In a major step towards fighting the menace of black money stashed abroad, India got the first tranche of Swiss Bank details of its residents under the Automatic Exchange of Information agreement.
India is among 75 countries with which the Federal Tax Administration (FTA) exchanged information on around 3.1 million financial accounts.
Following the first exchange last year, in which no technical problems were encountered, this year, the AEOI involved a total of 75 countries.
With 63 of these countries, the exchange of information was reciprocal. In the case of 12 countries, Switzerland received information but did not provide any, either because those countries do not yet meet the international requirements on confidentiality and data security (Belize, Bulgaria, Costa Rica, Curacao, Montserrat, Romania, Saint Vincent and the Grenadines, Cyprus) or because they chose not to receive data (Bermuda, British Virgin Islands, Cayman Islands, Turks and Caicos Islands).
Currently, around 7,500 reporting financial institutions (banks, trusts, insurers, etc.) are registered with the Federal Tax Administration. These institutions collected the data and transferred it to the FTA.
The FTA sent information on around 3.1 million financial accounts to the partner states and received information on around 2.4 million from them.
The largest exchange was with Germany (in both directions), as was the case in the previous year. The FTA cannot provide any information on the amount of financial assets.

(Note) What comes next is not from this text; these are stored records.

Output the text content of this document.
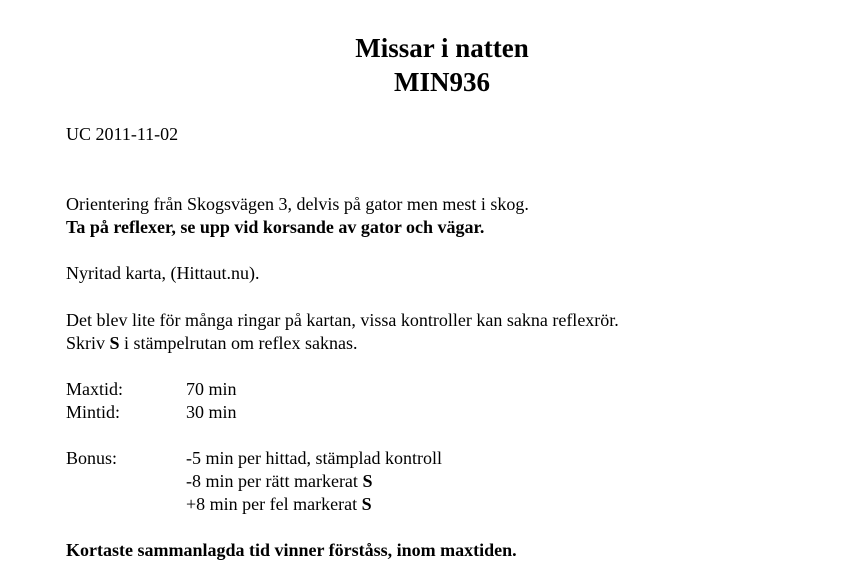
Missar i natten
MIN936
UC 2011-11-02
Orientering från Skogsvägen 3, delvis på gator men mest i skog.
Ta på reflexer, se upp vid korsande av gator och vägar.
Nyritad karta, (Hittaut.nu).
Det blev lite för många ringar på kartan, vissa kontroller kan sakna reflexrör.
Skriv S i stämpelrutan om reflex saknas.
Maxtid:	70 min
Mintid:	30 min
Bonus:	-5 min per hittad, stämplad kontroll
-8 min per rätt markerat S
+8 min per fel markerat S
Kortaste sammanlagda tid vinner förståss, inom maxtiden.
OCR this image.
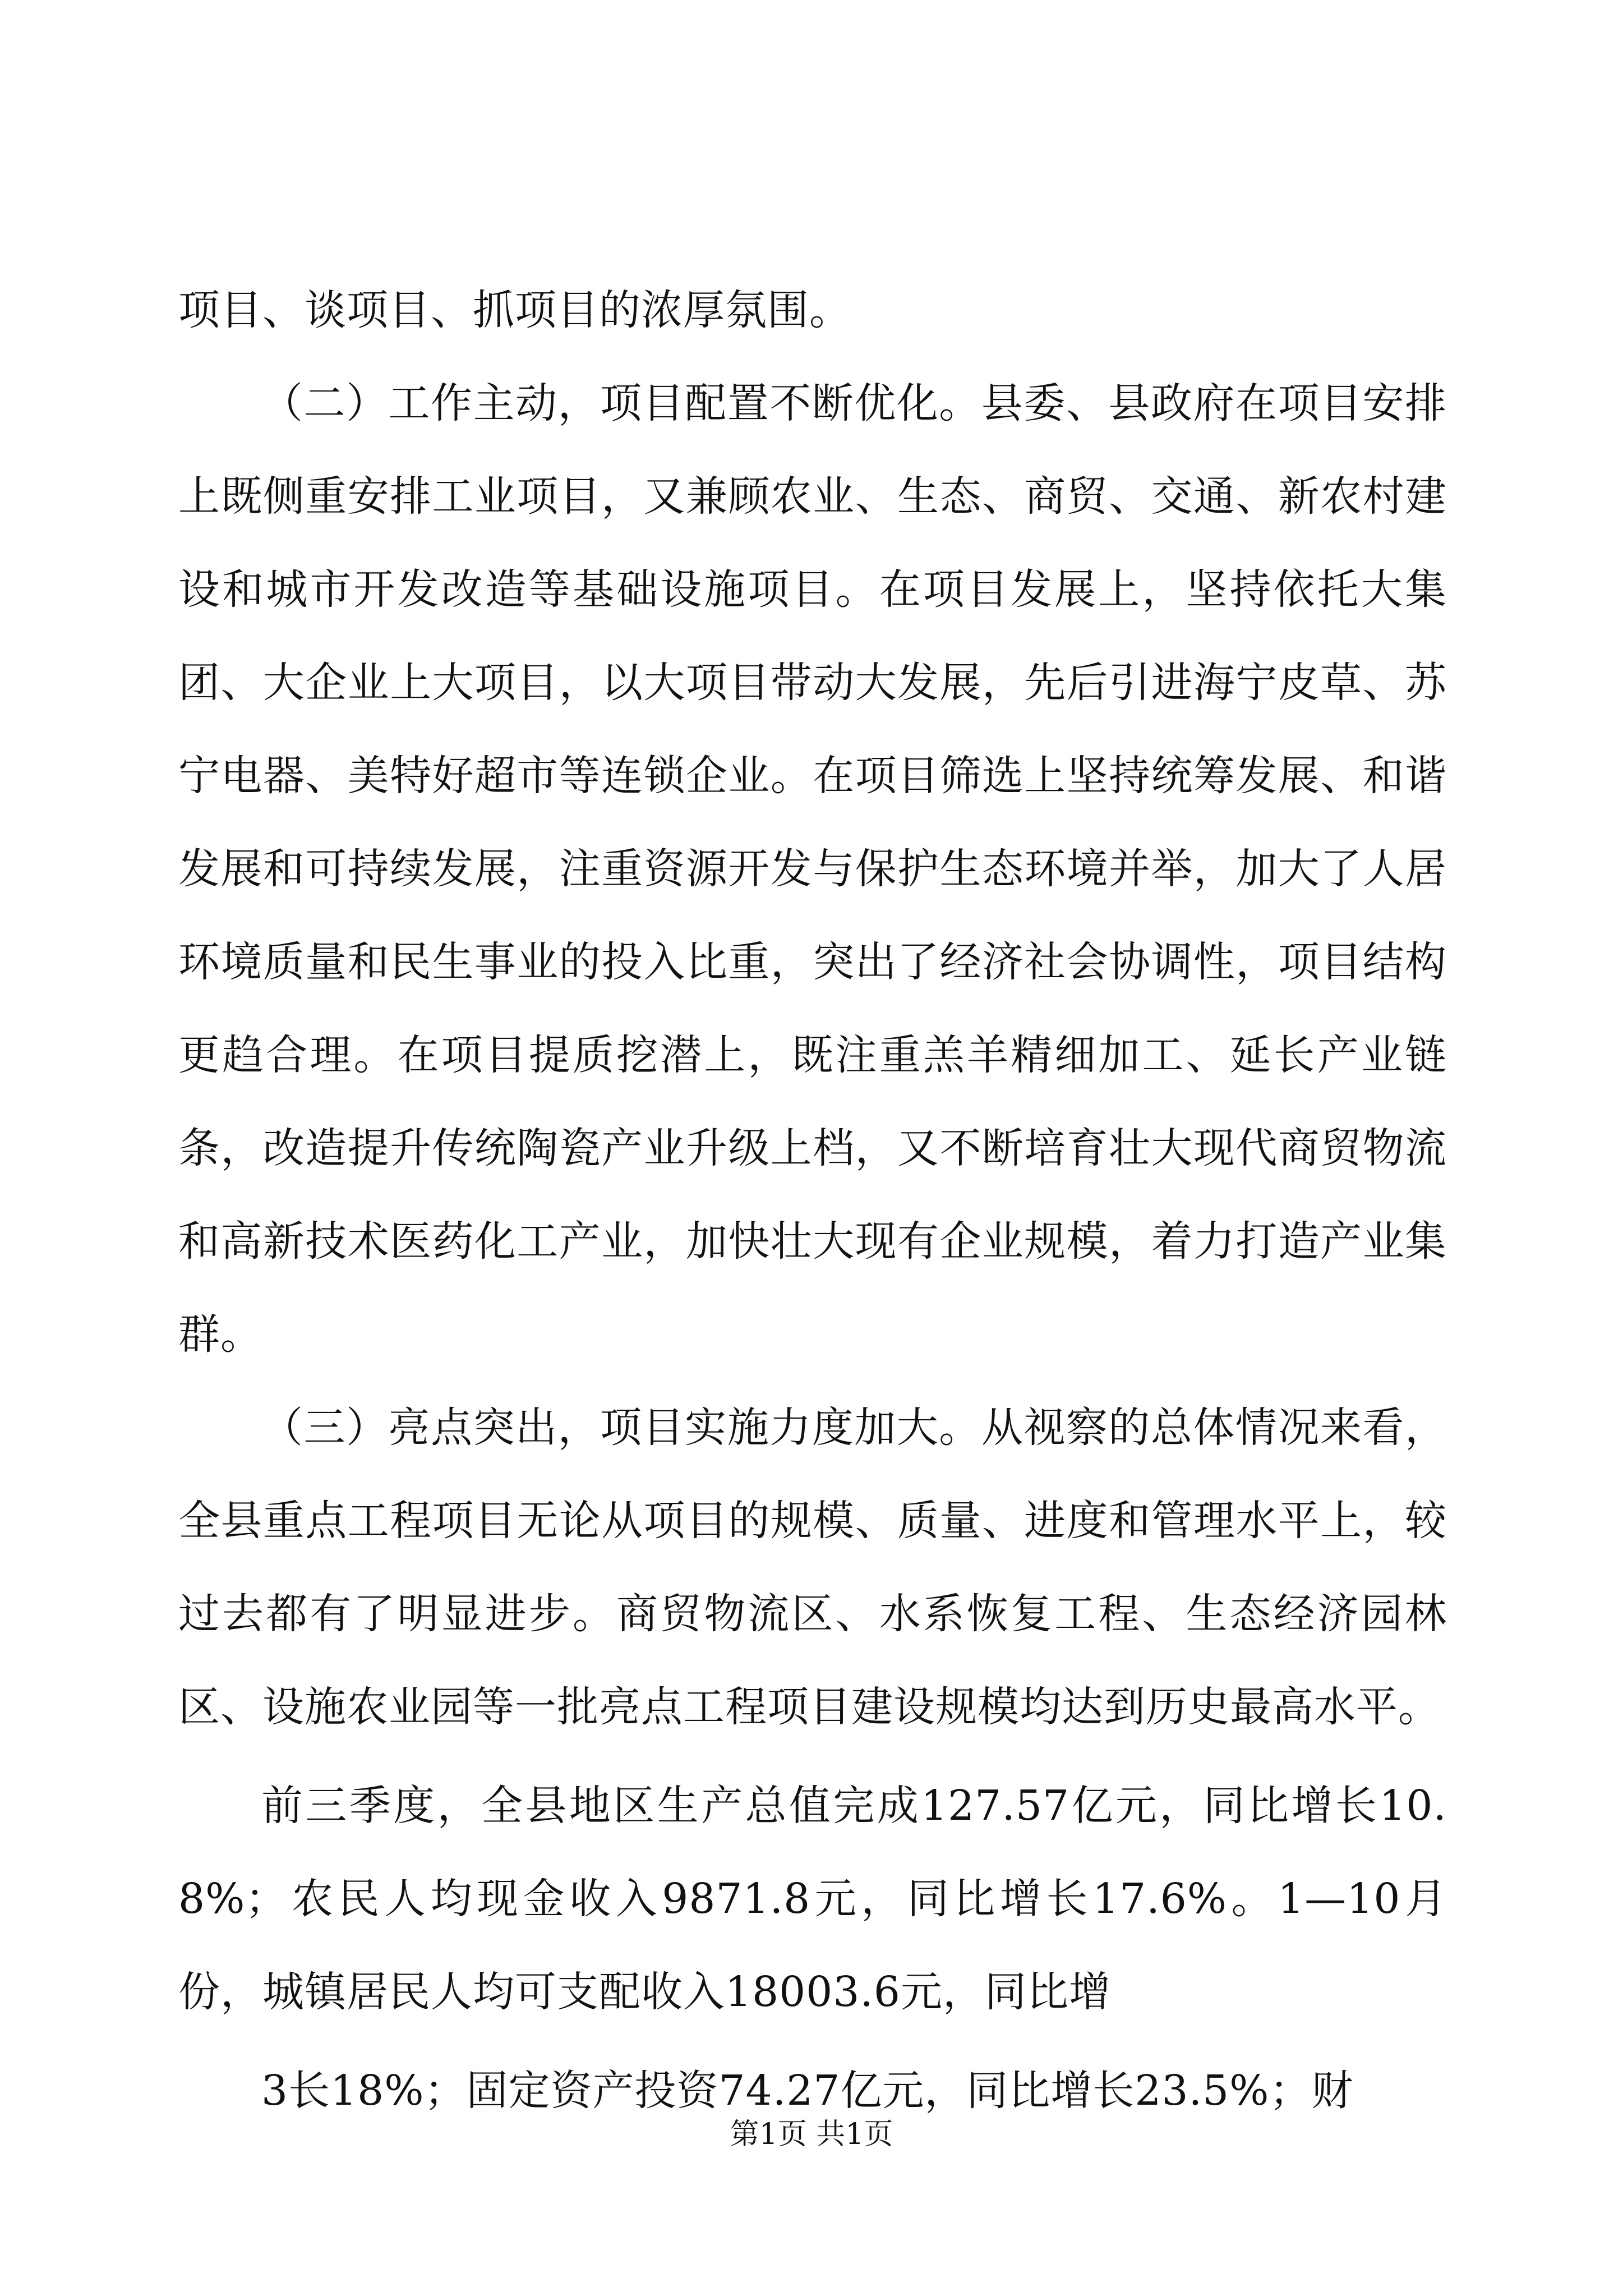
项目、谈项目、抓项目的浓厚氛围。

（二）工作主动，项目配置不断优化。县委、县政府在项目安排上既侧重安排工业项目，又兼顾农业、生态、商贸、交通、新农村建设和城市开发改造等基础设施项目。在项目发展上，坚持依托大集团、大企业上大项目，以大项目带动大发展，先后引进海宁皮草、苏宁电器、美特好超市等连锁企业。在项目筛选上坚持统筹发展、和谐发展和可持续发展，注重资源开发与保护生态环境并举，加大了人居环境质量和民生事业的投入比重，突出了经济社会协调性，项目结构更趋合理。在项目提质挖潜上，既注重羔羊精细加工、延长产业链条，改造提升传统陶瓷产业升级上档，又不断培育壮大现代商贸物流和高新技术医药化工产业，加快壮大现有企业规模，着力打造产业集群。

（三）亮点突出，项目实施力度加大。从视察的总体情况来看，全县重点工程项目无论从项目的规模、质量、进度和管理水平上，较过去都有了明显进步。商贸物流区、水系恢复工程、生态经济园林区、设施农业园等一批亮点工程项目建设规模均达到历史最高水平。

前三季度，全县地区生产总值完成127.57亿元，同比增长10.8%；农民人均现金收入9871.8元，同比增长17.6%。1—10月份，城镇居民人均可支配收入18003.6元，同比增

3长18%；固定资产投资74.27亿元，同比增长23.5%；财

第1页 共1页
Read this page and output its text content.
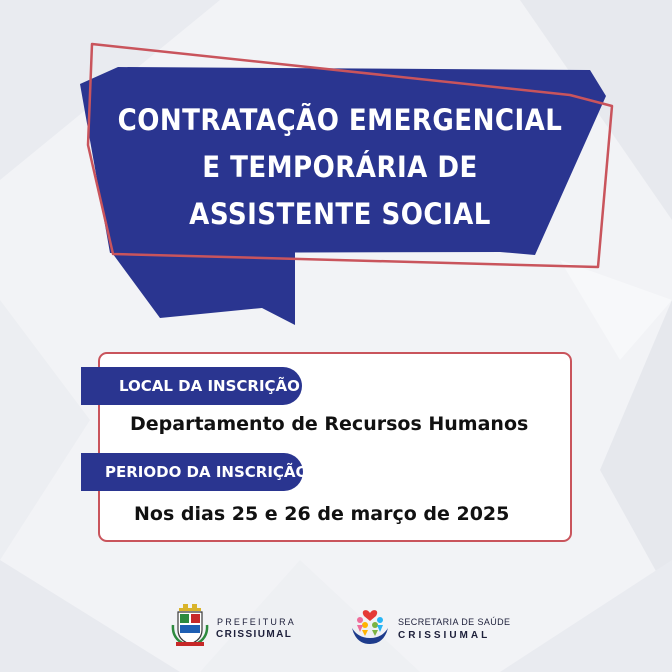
CONTRATAÇÃO EMERGENCIAL
E TEMPORÁRIA DE
ASSISTENTE SOCIAL
LOCAL DA INSCRIÇÃO
Departamento de Recursos Humanos
PERIODO DA INSCRIÇÃO
Nos dias 25 e 26 de março de 2025
PREFEITURA
CRISSIUMAL
SECRETARIA DE SAÚDE
CRISSIUMAL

In June 2016, Prime Minister Narendra Modi had met Swiss President Johann Schneider-Ammann at Geneva and discussed the need for expeditious exchange of information for combating tax evasion together with an early start to negotiations on the Agreement for Automatic Exchange of Information.
The automatic exchange of information with India is being implemented based on the Multilateral Competent Authority Agreement on the Automatic Exchange of Financial Account Information (MCAA).
The MCAA is based on the international standard for the exchange of information developed by the OECD.
The Central Board of Direct Taxes (CBDT), which frames policies for the Income Tax Department, has said that this is a significant step in the government’s fight against black money.
Switzerland has committed itself to adopting the global standard for the international automatic exchange of information in tax matters. The legal basis for the implementation of the AEOI in Switzerland came into force on January 1, 2017.
Identification, account and financial information is exchanged, including name, address, state of residence and tax identification number, as well information concerning the reporting financial institution, account balance and capital income.
The exchanged information allows the cantonal tax authorities to verify whether taxpayers have correctly declared their financial accounts abroad in their tax returns.
Next year, Switzerland’s network of AEOI partner states will expand further, to around 90 countries. The OECD Global Forum on Transparency and Exchange of Information for Tax Purposes (Global Forum) reviews the implementation of the AEOI.